Antibiotic regimen depends on the type of antibiotic:
macrolide antibiotics are usually taken once a day;
penicillins are taken up to 3 times a day;
- Your doctor may prescribe
cephalosporins intravenously or intramuscularly.
As a rule, the course of treatment is not less than five and not more than ten days. On average, if the antibiotic is chosen correctly, relief occurs within 72 hours. If there is no improvement, the doctor will probably change the drug.
Do not increase the dosage on your own. This can cause complications, but will not speed up recovery. It is impossible to interrupt the course of treatment if relief has come: the pathogenic bacteria remaining in the body may develop resistance, and as a result, they will no longer be able to cope with antibiotics.
Antibacterial drugs have another feature that affects the speed of recovery. With a cough of bacterial origin, it is very important not only to influence the cause of the disease, but also to help the airways clear sputum.
Antibiotics alone may not be enough if the respiratory organs are not taken care of. It is important to take measures to thin the sputum and facilitate its removal, even with the correct selection of antibiotic therapy.
The course of treatment of cough due to viruses involves the use of drugs that thin the sputum and facilitate its excretion, increase the lumen of the bronchi, if spasm occurs. Therefore, antibiotics for cough and runny nose are usually not prescribed – symptomatic treatment is quite enough.
As a rule, therapy involves the use of antipyretic and anti-inflammatory drugs, drugs to facilitate nasal breathing.

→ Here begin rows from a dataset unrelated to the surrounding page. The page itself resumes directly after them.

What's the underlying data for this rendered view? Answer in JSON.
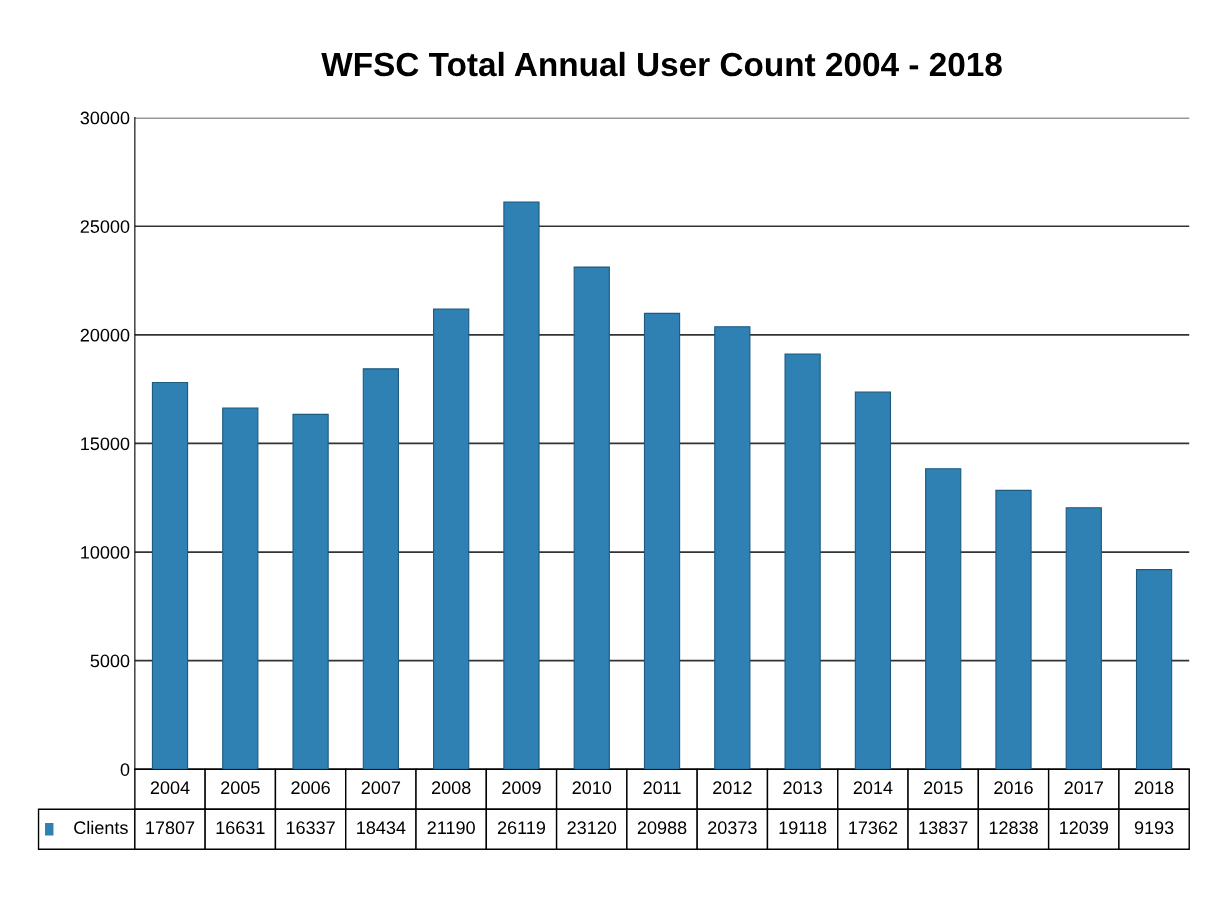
{
  "chart_data": {
    "type": "bar",
    "title": "WFSC Total Annual User Count 2004 - 2018",
    "categories": [
      "2004",
      "2005",
      "2006",
      "2007",
      "2008",
      "2009",
      "2010",
      "2011",
      "2012",
      "2013",
      "2014",
      "2015",
      "2016",
      "2017",
      "2018"
    ],
    "series": [
      {
        "name": "Clients",
        "color": "#2f80b3",
        "values": [
          17807,
          16631,
          16337,
          18434,
          21190,
          26119,
          23120,
          20988,
          20373,
          19118,
          17362,
          13837,
          12838,
          12039,
          9193
        ]
      }
    ],
    "ylim": [
      0,
      30000
    ],
    "yticks": [
      0,
      5000,
      10000,
      15000,
      20000,
      25000,
      30000
    ],
    "grid": "y",
    "data_labels": true
  }
}
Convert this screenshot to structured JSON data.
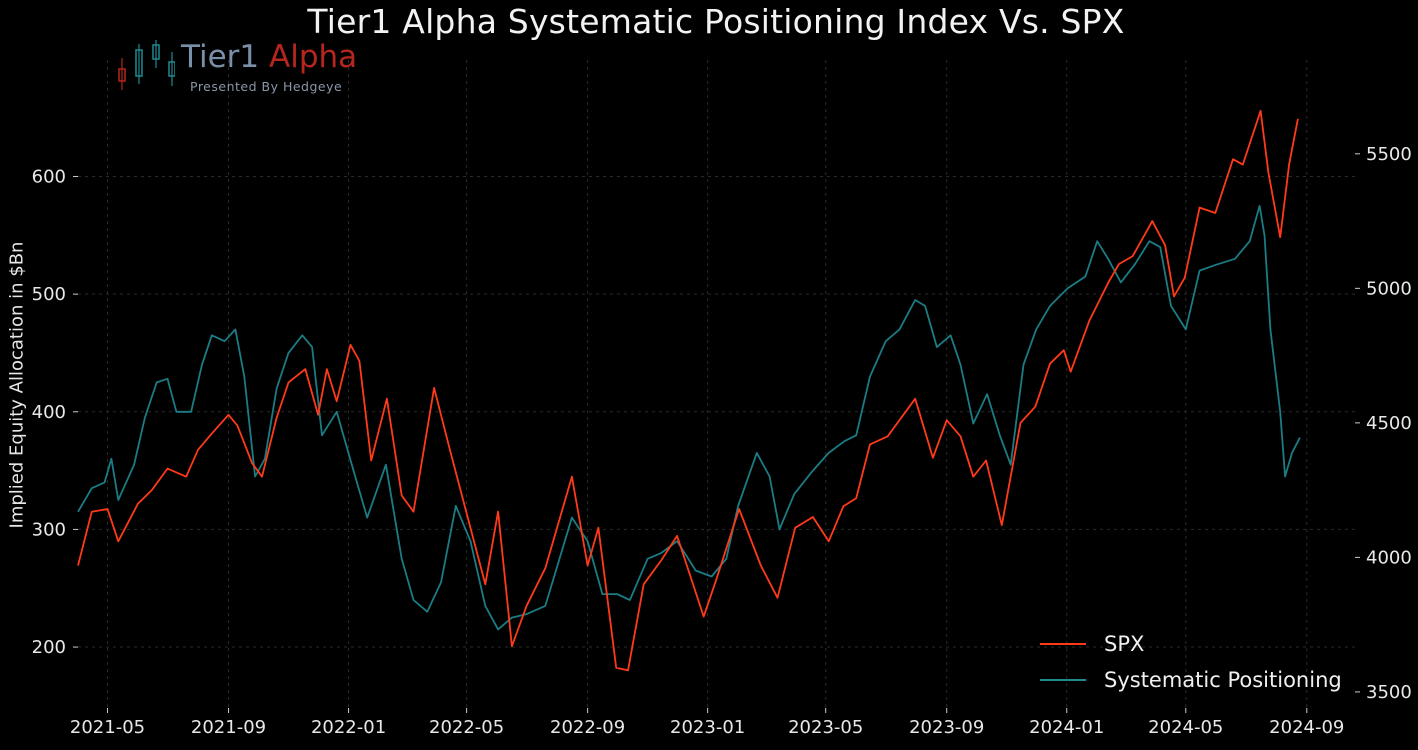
{
  "title": "Tier1 Alpha Systematic Positioning Index Vs. SPX",
  "logo": {
    "brand_part1": "Tier1",
    "brand_part2": "Alpha",
    "subtitle": "Presented By Hedgeye",
    "icon": "candlestick-icon"
  },
  "colors": {
    "spx": "#ff3a1a",
    "systematic": "#1e8a92",
    "background": "#000000",
    "grid": "#2a2a2a"
  },
  "chart_data": {
    "type": "line",
    "title": "Tier1 Alpha Systematic Positioning Index Vs. SPX",
    "ylabel": "Implied Equity Allocation in $Bn",
    "ylabel_right": "",
    "x_range": [
      "2021-04-01",
      "2024-10-20"
    ],
    "ylim_left": [
      155,
      665
    ],
    "ylim_right": [
      3470,
      5700
    ],
    "x_ticks": [
      "2021-05",
      "2021-09",
      "2022-01",
      "2022-05",
      "2022-09",
      "2023-01",
      "2023-05",
      "2023-09",
      "2024-01",
      "2024-05",
      "2024-09"
    ],
    "y_ticks_left": [
      200,
      300,
      400,
      500,
      600
    ],
    "y_ticks_right": [
      3500,
      4000,
      4500,
      5000,
      5500
    ],
    "grid": true,
    "legend_position": "bottom-right",
    "series": [
      {
        "name": "SPX",
        "axis": "right",
        "color": "#ff3a1a",
        "points": [
          [
            "2021-04-01",
            3970
          ],
          [
            "2021-04-15",
            4170
          ],
          [
            "2021-05-01",
            4180
          ],
          [
            "2021-05-12",
            4060
          ],
          [
            "2021-06-01",
            4200
          ],
          [
            "2021-06-15",
            4250
          ],
          [
            "2021-07-01",
            4330
          ],
          [
            "2021-07-20",
            4300
          ],
          [
            "2021-08-01",
            4400
          ],
          [
            "2021-08-15",
            4460
          ],
          [
            "2021-09-01",
            4530
          ],
          [
            "2021-09-10",
            4490
          ],
          [
            "2021-09-25",
            4350
          ],
          [
            "2021-10-05",
            4300
          ],
          [
            "2021-10-20",
            4520
          ],
          [
            "2021-11-01",
            4650
          ],
          [
            "2021-11-18",
            4700
          ],
          [
            "2021-12-01",
            4530
          ],
          [
            "2021-12-10",
            4700
          ],
          [
            "2021-12-20",
            4580
          ],
          [
            "2022-01-03",
            4790
          ],
          [
            "2022-01-12",
            4730
          ],
          [
            "2022-01-24",
            4360
          ],
          [
            "2022-02-09",
            4590
          ],
          [
            "2022-02-24",
            4230
          ],
          [
            "2022-03-08",
            4170
          ],
          [
            "2022-03-29",
            4630
          ],
          [
            "2022-04-14",
            4400
          ],
          [
            "2022-05-02",
            4150
          ],
          [
            "2022-05-20",
            3900
          ],
          [
            "2022-06-02",
            4170
          ],
          [
            "2022-06-16",
            3670
          ],
          [
            "2022-07-01",
            3820
          ],
          [
            "2022-07-20",
            3960
          ],
          [
            "2022-08-16",
            4300
          ],
          [
            "2022-09-01",
            3970
          ],
          [
            "2022-09-12",
            4110
          ],
          [
            "2022-09-30",
            3590
          ],
          [
            "2022-10-12",
            3580
          ],
          [
            "2022-10-28",
            3900
          ],
          [
            "2022-11-15",
            3990
          ],
          [
            "2022-12-01",
            4080
          ],
          [
            "2022-12-28",
            3780
          ],
          [
            "2023-01-10",
            3920
          ],
          [
            "2023-02-02",
            4180
          ],
          [
            "2023-02-24",
            3970
          ],
          [
            "2023-03-13",
            3850
          ],
          [
            "2023-03-31",
            4110
          ],
          [
            "2023-04-18",
            4150
          ],
          [
            "2023-05-04",
            4060
          ],
          [
            "2023-05-19",
            4190
          ],
          [
            "2023-06-01",
            4220
          ],
          [
            "2023-06-15",
            4420
          ],
          [
            "2023-07-03",
            4450
          ],
          [
            "2023-07-31",
            4590
          ],
          [
            "2023-08-18",
            4370
          ],
          [
            "2023-09-01",
            4510
          ],
          [
            "2023-09-15",
            4450
          ],
          [
            "2023-09-28",
            4300
          ],
          [
            "2023-10-11",
            4360
          ],
          [
            "2023-10-27",
            4120
          ],
          [
            "2023-11-15",
            4500
          ],
          [
            "2023-11-30",
            4560
          ],
          [
            "2023-12-15",
            4720
          ],
          [
            "2023-12-29",
            4770
          ],
          [
            "2024-01-05",
            4690
          ],
          [
            "2024-01-24",
            4880
          ],
          [
            "2024-02-12",
            5020
          ],
          [
            "2024-02-23",
            5090
          ],
          [
            "2024-03-08",
            5120
          ],
          [
            "2024-03-28",
            5250
          ],
          [
            "2024-04-10",
            5160
          ],
          [
            "2024-04-19",
            4970
          ],
          [
            "2024-04-30",
            5040
          ],
          [
            "2024-05-15",
            5300
          ],
          [
            "2024-05-31",
            5280
          ],
          [
            "2024-06-18",
            5480
          ],
          [
            "2024-06-28",
            5460
          ],
          [
            "2024-07-16",
            5660
          ],
          [
            "2024-07-24",
            5430
          ],
          [
            "2024-08-05",
            5190
          ],
          [
            "2024-08-14",
            5460
          ],
          [
            "2024-08-23",
            5630
          ]
        ]
      },
      {
        "name": "Systematic Positioning",
        "axis": "left",
        "color": "#1e8a92",
        "points": [
          [
            "2021-04-01",
            315
          ],
          [
            "2021-04-15",
            335
          ],
          [
            "2021-04-28",
            340
          ],
          [
            "2021-05-05",
            360
          ],
          [
            "2021-05-12",
            325
          ],
          [
            "2021-05-28",
            355
          ],
          [
            "2021-06-08",
            395
          ],
          [
            "2021-06-20",
            425
          ],
          [
            "2021-07-01",
            428
          ],
          [
            "2021-07-10",
            400
          ],
          [
            "2021-07-25",
            400
          ],
          [
            "2021-08-05",
            440
          ],
          [
            "2021-08-15",
            465
          ],
          [
            "2021-08-28",
            460
          ],
          [
            "2021-09-08",
            470
          ],
          [
            "2021-09-17",
            430
          ],
          [
            "2021-09-28",
            345
          ],
          [
            "2021-10-08",
            360
          ],
          [
            "2021-10-20",
            420
          ],
          [
            "2021-11-01",
            450
          ],
          [
            "2021-11-15",
            465
          ],
          [
            "2021-11-25",
            455
          ],
          [
            "2021-12-05",
            380
          ],
          [
            "2021-12-20",
            400
          ],
          [
            "2022-01-06",
            350
          ],
          [
            "2022-01-20",
            310
          ],
          [
            "2022-02-08",
            355
          ],
          [
            "2022-02-24",
            275
          ],
          [
            "2022-03-08",
            240
          ],
          [
            "2022-03-22",
            230
          ],
          [
            "2022-04-05",
            255
          ],
          [
            "2022-04-20",
            320
          ],
          [
            "2022-05-05",
            290
          ],
          [
            "2022-05-20",
            235
          ],
          [
            "2022-06-02",
            215
          ],
          [
            "2022-06-16",
            225
          ],
          [
            "2022-07-01",
            228
          ],
          [
            "2022-07-20",
            235
          ],
          [
            "2022-08-16",
            310
          ],
          [
            "2022-09-01",
            290
          ],
          [
            "2022-09-16",
            245
          ],
          [
            "2022-10-01",
            245
          ],
          [
            "2022-10-14",
            240
          ],
          [
            "2022-11-01",
            275
          ],
          [
            "2022-11-15",
            280
          ],
          [
            "2022-12-01",
            290
          ],
          [
            "2022-12-20",
            265
          ],
          [
            "2023-01-05",
            260
          ],
          [
            "2023-01-20",
            275
          ],
          [
            "2023-02-01",
            320
          ],
          [
            "2023-02-20",
            365
          ],
          [
            "2023-03-05",
            345
          ],
          [
            "2023-03-15",
            300
          ],
          [
            "2023-03-30",
            330
          ],
          [
            "2023-04-18",
            350
          ],
          [
            "2023-05-04",
            365
          ],
          [
            "2023-05-20",
            375
          ],
          [
            "2023-06-01",
            380
          ],
          [
            "2023-06-15",
            430
          ],
          [
            "2023-07-01",
            460
          ],
          [
            "2023-07-15",
            470
          ],
          [
            "2023-07-31",
            495
          ],
          [
            "2023-08-10",
            490
          ],
          [
            "2023-08-22",
            455
          ],
          [
            "2023-09-05",
            465
          ],
          [
            "2023-09-15",
            440
          ],
          [
            "2023-09-28",
            390
          ],
          [
            "2023-10-12",
            415
          ],
          [
            "2023-10-25",
            380
          ],
          [
            "2023-11-05",
            355
          ],
          [
            "2023-11-18",
            440
          ],
          [
            "2023-12-01",
            470
          ],
          [
            "2023-12-15",
            490
          ],
          [
            "2024-01-02",
            505
          ],
          [
            "2024-01-20",
            515
          ],
          [
            "2024-02-01",
            545
          ],
          [
            "2024-02-12",
            530
          ],
          [
            "2024-02-25",
            510
          ],
          [
            "2024-03-10",
            525
          ],
          [
            "2024-03-25",
            545
          ],
          [
            "2024-04-05",
            540
          ],
          [
            "2024-04-16",
            490
          ],
          [
            "2024-05-01",
            470
          ],
          [
            "2024-05-15",
            520
          ],
          [
            "2024-06-01",
            525
          ],
          [
            "2024-06-20",
            530
          ],
          [
            "2024-07-05",
            545
          ],
          [
            "2024-07-15",
            575
          ],
          [
            "2024-07-20",
            550
          ],
          [
            "2024-07-26",
            470
          ],
          [
            "2024-08-05",
            400
          ],
          [
            "2024-08-10",
            345
          ],
          [
            "2024-08-17",
            365
          ],
          [
            "2024-08-25",
            378
          ]
        ]
      }
    ]
  }
}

In general, recovery can be accelerated by humidifying and purifying the air in the room. To do this, you can use a humidifier, regularly carry out wet cleaning, drink enough liquid. It is better to avoid irritants in the form of dusty and dry air, tobacco smoke. If you feel like you’re about to cough, try to sit up straight to make it easier to clear your throat.
The use of herbal preparations is an alternative to the use of antibiotics, if there are no contraindications, that is, with a viral origin of the cough. They have mucolytic and anti-inflammatory effects. One such cough medicine is Bronchipret®.
It reduces the intensity and frequency of coughing fits, helps to reduce inflammation and facilitates the elimination of sputum.